Cade declara aquisição da Rodoban pela Brink’s “complexa” e aprofunda análises


Diante da queixa de terceiros interessados sobre a formação de oligopólio no ramo de transporte de valores, o Conselho Administrativo de Defesa Econômica (Cade) decidiu analisar mais detalhadamente a aquisição da Rodoban pela transportadora Brink’s. Apesar de as partes terem descartado preocupações concorrenciais com a transação, a Superintendência-Geral (SG) do Cade considerou a operação “complexa”.

A compra da Rodoban pela Brink’s por cerca de US$ 145 milhões foi acertada em janeiro passado, conforme antecipou o Lexis 360. Ao recomendar a realização de diligências adicionais, o corpo técnico do Cade salientou que a operação “resulta em concentrações elevadas no mercado de transporte e custódia de valores no estado de Minas Gerais” e envolve os mercados nos estados do Rio de Janeiro, de Goiás e de São Paulo. “Considerando o cenário concorrencial no serviço de transporte e custódia de valores especialmente em Minas Gerais, faz-se necessário o aprofundamento da análise das condições de rivalidade”, pondera a equipe da autarquia.

O posicionamento da autoridade concorrencial levou em consideração as preocupações manifestadas por duas entidades que atuam como terceiros interessados no processo — Tecban e Minaspetro.

Assessorada pelo escritório Advocacia José Del Chiaro, a Tecban chamou a atenção para a dimensão geográfica do mercado de transporte de valores e sugeriu que um raio de 150 km a partir das bases das companhias do setor seja usado para determinar essa área. “Mais do que essa distância, a operação de transporte e custódia se encarece e, normalmente, deixa de ser interessante para ofertantes e demandantes”, diz o documento elaborado em nome da companhia.


A concorrente se fundamentou na análise da compra da Norsegel pela Prosegur pelo próprio Cade para definir o raio de 150 km.
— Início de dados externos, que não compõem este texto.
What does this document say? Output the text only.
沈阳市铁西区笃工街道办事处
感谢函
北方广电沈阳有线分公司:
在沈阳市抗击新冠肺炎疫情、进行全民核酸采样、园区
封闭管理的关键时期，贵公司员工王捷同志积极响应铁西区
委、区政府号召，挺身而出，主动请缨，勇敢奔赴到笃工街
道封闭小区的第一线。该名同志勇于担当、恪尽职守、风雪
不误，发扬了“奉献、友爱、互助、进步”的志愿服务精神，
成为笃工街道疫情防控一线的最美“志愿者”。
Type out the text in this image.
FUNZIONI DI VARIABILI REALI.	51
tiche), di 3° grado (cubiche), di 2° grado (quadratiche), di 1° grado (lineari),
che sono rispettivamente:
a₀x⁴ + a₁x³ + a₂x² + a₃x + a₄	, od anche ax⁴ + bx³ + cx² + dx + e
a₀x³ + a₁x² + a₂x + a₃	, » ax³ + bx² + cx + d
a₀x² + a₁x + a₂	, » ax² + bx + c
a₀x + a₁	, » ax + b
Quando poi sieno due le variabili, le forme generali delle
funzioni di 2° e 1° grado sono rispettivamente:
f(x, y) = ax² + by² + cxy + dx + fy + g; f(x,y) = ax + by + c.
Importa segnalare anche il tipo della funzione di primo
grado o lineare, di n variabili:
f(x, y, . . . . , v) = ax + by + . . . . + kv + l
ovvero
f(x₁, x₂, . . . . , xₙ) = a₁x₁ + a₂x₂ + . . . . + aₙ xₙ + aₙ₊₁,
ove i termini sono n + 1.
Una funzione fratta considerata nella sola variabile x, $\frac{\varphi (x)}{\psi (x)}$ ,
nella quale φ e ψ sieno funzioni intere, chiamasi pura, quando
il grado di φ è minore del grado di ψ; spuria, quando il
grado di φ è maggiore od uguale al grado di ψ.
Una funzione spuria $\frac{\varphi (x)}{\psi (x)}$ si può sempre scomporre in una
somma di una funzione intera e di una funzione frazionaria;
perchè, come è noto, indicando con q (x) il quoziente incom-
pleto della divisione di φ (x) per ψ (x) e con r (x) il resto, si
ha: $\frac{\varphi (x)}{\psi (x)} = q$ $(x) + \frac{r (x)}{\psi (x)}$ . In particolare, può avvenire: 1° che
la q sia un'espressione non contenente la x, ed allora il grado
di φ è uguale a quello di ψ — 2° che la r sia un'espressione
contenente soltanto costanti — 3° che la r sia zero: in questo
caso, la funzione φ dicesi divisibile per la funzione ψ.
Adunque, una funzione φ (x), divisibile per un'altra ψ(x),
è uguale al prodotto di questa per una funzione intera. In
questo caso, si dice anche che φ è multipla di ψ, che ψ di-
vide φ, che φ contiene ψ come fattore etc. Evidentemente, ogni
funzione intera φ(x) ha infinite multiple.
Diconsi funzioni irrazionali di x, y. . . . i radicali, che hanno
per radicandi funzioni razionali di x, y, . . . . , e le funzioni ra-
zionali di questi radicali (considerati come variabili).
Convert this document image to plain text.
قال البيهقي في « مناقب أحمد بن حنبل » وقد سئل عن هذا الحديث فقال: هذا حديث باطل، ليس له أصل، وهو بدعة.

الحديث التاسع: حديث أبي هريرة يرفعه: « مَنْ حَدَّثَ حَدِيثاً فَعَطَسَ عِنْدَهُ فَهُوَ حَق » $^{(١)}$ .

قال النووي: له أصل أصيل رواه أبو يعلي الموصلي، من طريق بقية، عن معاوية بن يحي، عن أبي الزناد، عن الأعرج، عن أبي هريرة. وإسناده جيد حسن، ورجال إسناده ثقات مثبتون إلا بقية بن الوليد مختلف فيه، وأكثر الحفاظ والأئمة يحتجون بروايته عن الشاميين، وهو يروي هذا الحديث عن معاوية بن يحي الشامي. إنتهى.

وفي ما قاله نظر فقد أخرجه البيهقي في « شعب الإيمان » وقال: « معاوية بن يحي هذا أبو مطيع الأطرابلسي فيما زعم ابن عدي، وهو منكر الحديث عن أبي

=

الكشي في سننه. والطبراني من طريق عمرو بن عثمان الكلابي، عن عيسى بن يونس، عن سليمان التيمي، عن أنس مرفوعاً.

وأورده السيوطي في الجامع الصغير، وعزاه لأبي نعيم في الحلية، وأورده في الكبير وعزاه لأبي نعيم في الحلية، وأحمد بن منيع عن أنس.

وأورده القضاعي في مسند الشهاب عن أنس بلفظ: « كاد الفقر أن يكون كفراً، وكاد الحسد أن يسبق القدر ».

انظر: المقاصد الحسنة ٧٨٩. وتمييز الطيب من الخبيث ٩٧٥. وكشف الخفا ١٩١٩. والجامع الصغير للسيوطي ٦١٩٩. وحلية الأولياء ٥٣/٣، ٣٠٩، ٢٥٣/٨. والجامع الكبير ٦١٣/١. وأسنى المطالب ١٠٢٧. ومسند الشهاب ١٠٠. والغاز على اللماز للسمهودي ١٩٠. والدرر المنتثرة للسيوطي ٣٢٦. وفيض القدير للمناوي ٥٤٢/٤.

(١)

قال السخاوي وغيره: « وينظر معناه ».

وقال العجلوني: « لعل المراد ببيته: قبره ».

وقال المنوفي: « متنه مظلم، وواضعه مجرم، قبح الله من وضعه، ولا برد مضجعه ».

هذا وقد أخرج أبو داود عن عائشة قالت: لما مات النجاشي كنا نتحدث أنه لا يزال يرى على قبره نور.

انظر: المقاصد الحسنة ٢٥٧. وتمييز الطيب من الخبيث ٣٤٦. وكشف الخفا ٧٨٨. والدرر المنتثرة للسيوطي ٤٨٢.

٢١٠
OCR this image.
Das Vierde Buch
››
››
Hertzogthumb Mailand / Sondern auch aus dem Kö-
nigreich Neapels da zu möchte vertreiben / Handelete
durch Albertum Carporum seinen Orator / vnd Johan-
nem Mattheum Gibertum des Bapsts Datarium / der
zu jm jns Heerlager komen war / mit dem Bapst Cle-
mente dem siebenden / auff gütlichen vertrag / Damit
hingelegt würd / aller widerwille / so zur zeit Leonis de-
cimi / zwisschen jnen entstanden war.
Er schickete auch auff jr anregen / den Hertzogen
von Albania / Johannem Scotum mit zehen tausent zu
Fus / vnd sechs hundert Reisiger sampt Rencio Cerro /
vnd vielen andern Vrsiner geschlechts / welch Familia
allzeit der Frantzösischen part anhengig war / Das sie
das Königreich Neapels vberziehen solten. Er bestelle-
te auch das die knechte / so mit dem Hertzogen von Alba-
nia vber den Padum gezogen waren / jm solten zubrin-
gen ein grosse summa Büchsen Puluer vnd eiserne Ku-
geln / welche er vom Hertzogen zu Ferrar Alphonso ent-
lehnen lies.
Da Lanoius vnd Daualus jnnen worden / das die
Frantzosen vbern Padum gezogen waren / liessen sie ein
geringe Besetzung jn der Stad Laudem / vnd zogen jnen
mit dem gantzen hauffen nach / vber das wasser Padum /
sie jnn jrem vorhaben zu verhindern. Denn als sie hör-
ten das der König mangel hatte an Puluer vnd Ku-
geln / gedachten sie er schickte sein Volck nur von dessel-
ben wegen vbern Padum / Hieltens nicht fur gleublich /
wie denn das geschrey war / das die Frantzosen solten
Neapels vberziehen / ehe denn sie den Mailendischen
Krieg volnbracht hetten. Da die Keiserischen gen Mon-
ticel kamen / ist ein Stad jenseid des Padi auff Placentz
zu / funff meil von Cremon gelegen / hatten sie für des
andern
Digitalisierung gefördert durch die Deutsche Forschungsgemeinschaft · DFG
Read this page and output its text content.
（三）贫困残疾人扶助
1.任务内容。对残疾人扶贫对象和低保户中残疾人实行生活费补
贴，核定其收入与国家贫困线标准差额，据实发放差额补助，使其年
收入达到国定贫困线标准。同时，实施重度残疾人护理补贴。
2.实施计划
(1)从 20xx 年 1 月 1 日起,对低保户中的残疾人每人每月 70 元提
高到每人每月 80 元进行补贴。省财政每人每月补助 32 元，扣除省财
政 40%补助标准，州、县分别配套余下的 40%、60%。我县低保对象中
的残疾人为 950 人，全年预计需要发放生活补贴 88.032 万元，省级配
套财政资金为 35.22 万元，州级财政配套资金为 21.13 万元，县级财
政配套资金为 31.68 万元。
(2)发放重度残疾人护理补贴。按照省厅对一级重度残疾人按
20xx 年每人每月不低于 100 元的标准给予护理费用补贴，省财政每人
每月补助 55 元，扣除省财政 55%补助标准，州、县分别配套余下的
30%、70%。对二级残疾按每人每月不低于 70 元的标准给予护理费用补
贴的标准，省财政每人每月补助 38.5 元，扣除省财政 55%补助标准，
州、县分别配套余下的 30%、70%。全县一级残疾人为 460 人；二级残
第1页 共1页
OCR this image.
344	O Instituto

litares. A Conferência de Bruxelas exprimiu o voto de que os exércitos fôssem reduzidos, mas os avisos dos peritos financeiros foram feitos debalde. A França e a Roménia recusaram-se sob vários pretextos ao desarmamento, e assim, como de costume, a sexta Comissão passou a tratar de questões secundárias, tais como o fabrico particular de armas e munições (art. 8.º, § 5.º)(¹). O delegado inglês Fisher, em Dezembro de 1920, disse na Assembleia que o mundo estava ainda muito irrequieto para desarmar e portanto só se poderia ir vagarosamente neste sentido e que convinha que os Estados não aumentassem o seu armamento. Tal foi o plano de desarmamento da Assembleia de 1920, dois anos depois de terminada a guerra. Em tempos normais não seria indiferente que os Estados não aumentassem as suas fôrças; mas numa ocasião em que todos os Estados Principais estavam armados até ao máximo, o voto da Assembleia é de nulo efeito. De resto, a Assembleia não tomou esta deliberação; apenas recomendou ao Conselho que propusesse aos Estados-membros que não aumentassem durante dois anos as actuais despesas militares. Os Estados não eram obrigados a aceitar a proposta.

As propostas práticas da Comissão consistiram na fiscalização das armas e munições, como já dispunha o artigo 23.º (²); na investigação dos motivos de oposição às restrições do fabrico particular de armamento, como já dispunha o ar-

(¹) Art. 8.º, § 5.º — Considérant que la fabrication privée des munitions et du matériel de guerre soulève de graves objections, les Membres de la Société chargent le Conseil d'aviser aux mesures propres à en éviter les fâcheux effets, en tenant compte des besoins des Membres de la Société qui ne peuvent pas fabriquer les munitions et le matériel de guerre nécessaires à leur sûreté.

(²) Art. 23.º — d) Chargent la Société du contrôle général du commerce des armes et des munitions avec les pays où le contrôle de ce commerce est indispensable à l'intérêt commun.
A empresa ainda levantou a importância da capilaridade para se estabelecer no mercado e a incidência de requisitos regulatórios como barreira de entrada no segmento.

Além de questionar os parâmetros para definição do mercado, a Tecban discordou da visão de que o número de empresas no segmento é capaz de mitigar riscos de abuso de poder de mercado. “O setor de transporte e custódia de valores é origopolizado. O controle está nas mãos dos três maiores grupos atuando no País: Prosegur, Protege e Brink's”, aponta

A queixa de oligopólio foi endossada pelo Minaspetro, sindicato que representa postos de gasolina de Minas Gerais. A entidade de classe observa que o volume de valores transportados entre os postos de combustível é elevado e que reajustes de tarifas unilaterais têm sido impostos pelas empresas especializadas.

O Minaspetro relata que rotas que eram atendidas por diversas empresas têm sido negadas, sobrando apenas uma única transportadora para certas regiões. “Ademais está em tramitação no Congresso Nacional o Projeto de Lei 135/20102, que estabelece, aparentemente, uma condição anticompetitiva ao restringir a participação de bancos ou de outras instituições financeiras e de empresas estrangeiras no quadro social de empresas de transporte de valores”, acrescenta.

O sindicato é assessorado pelo Neves & Viliamil Advogados Associados e pediu direito de se manifestar sobre eventuais remédios concorrenciais que venham a ser impostos pelo Cade.

Na frente concorrencial, a operação entre Rodoban e Brink’s conta com os serviços do Pinheiro Neto Advogados.